A video installation accusing Sir Winston Churchill of using ‘wilful’ mass starvation during the 1943 Bengal famine has been withdrawn from the National Portrait Gallery after a furious row. The 40-minute film, titled *Persistence*, was created by Turner-Prize winning artist Helen Cammock and had been on temporary display for 10 months, due to end in August. It claimed Churchill deliberately used starvation as part of the famine that killed an estimated three million people in eastern India.
The controversy erupted after a historian and former trustee of the gallery wrote to ‘protest in the strongest possible terms’, calling the accusation ‘foul and vile’. An open letter from Lord Roberts of Belgravia, a Churchill biographer, accused the institution of telling a ‘barefaced lie’ and described the installation as an ‘ideologically motivated rant’. The letter, which received more than 50 signatures including that of Churchill’s grandson Sir Nicholas Soames, argued that the famine was caused by a typhoon and that Churchill told his war cabinet every effort must be made to help.
“National Portrait Gallery removes Helen Cammock's video blaming Churchill for 'wilful' starvation in 1943 Bengal famine after row.”
‘He would not have done this if he were the genocidal maniac described by Ms Cammock in her taxpayer-funded rant against one of our greatest national heroes,’ Lord Roberts wrote to Professor Shearer West, the interim chair of the board of trustees. In the video, Cammock narrated comparisons between Oliver Cromwell’s 17th-century military campaigns in Ireland, where she said he ‘starved people, en masse’, and Churchill’s actions during the famine.

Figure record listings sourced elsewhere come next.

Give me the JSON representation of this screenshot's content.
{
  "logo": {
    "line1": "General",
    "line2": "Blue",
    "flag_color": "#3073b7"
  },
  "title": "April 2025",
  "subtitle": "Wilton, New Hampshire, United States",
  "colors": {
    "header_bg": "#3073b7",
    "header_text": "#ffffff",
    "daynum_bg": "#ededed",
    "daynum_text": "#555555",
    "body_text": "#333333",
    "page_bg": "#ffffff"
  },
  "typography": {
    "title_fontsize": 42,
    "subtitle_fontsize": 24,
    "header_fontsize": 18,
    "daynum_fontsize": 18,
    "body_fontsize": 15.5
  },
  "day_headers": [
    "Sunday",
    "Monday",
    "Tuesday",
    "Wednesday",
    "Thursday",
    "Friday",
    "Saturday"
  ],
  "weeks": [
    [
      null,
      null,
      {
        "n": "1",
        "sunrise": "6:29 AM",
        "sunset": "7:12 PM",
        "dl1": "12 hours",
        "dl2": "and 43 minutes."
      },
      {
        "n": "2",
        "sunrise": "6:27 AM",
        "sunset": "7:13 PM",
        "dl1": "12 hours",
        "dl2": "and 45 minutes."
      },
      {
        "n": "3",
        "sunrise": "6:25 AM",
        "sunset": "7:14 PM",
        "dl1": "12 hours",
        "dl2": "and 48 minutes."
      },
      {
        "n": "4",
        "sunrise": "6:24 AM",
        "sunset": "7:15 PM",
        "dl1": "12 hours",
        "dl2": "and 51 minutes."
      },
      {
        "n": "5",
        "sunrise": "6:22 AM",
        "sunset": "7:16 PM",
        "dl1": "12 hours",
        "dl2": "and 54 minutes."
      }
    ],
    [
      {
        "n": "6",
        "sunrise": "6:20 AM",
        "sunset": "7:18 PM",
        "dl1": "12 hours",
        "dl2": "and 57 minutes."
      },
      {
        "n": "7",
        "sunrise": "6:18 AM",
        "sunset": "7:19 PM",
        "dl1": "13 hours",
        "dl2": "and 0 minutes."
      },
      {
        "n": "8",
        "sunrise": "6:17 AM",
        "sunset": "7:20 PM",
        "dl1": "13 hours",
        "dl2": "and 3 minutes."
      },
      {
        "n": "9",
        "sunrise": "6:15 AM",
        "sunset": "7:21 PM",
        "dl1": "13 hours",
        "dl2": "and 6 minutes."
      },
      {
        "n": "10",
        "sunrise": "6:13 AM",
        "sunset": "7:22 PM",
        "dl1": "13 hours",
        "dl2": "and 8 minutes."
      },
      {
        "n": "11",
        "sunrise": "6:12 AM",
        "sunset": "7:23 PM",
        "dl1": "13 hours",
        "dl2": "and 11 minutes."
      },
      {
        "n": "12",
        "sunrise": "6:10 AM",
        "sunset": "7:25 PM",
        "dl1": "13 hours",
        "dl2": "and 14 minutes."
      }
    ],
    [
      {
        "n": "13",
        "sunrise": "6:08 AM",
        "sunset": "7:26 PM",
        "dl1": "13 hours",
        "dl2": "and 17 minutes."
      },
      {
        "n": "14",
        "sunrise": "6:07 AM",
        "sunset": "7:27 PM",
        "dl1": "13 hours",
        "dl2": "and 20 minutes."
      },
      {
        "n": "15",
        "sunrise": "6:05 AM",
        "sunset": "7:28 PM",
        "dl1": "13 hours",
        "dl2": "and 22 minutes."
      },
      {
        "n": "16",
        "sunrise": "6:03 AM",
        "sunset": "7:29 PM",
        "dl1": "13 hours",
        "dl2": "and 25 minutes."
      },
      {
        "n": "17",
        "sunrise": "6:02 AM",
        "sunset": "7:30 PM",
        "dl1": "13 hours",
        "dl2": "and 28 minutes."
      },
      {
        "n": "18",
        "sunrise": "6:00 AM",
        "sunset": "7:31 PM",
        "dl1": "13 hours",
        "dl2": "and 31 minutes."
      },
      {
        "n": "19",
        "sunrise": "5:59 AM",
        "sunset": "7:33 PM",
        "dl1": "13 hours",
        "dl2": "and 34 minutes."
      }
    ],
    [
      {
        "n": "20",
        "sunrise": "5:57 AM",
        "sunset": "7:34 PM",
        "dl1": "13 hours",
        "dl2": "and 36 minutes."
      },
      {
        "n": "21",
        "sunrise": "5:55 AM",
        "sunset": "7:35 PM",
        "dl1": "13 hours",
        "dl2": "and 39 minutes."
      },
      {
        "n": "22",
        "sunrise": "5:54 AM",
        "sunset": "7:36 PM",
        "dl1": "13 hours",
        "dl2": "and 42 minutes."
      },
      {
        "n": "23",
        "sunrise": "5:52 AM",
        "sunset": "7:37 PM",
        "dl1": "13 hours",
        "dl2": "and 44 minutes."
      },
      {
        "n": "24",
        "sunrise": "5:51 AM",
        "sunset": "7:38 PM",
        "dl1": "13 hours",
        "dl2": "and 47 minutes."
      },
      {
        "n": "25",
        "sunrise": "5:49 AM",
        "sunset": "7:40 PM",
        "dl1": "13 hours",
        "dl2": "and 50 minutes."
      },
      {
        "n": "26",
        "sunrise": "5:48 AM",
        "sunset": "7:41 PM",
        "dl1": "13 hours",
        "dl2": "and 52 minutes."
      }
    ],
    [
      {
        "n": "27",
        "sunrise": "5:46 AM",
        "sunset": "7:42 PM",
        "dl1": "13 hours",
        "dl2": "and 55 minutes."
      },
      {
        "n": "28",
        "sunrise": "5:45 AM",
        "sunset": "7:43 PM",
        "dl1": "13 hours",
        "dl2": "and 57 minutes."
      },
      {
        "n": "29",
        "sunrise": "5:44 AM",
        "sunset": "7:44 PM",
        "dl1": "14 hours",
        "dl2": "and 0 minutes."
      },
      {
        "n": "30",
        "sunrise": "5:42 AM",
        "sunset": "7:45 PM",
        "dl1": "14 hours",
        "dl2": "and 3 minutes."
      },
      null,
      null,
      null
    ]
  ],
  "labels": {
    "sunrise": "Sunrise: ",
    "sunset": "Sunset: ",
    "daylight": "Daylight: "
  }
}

The nature of Churchill’s role has long been subject to academic dispute. In 2019, researchers in India and the US concluded that the Bengal famine was due to a ‘complete policy failure during the British era’. Others have argued Churchill’s policies contributed.
Cammock, who had worked on the installation since 2023, said in a statement on Monday: ‘There is an incredible pressure on artists and arts institutions to bend to external pressure; to be benign at best and silent at worst. I do not accept this pressure. To question, challenge and explore ideas and histories is vital to a healthy society and art is intrinsic to this.’
The gallery said: ‘Today, Helen Cammock decided to remove her film, *Persistence*, from display at the National Portrait Gallery. We respect her decision, just as we acknowledge the opinions of those who were offended by what was said in the film.’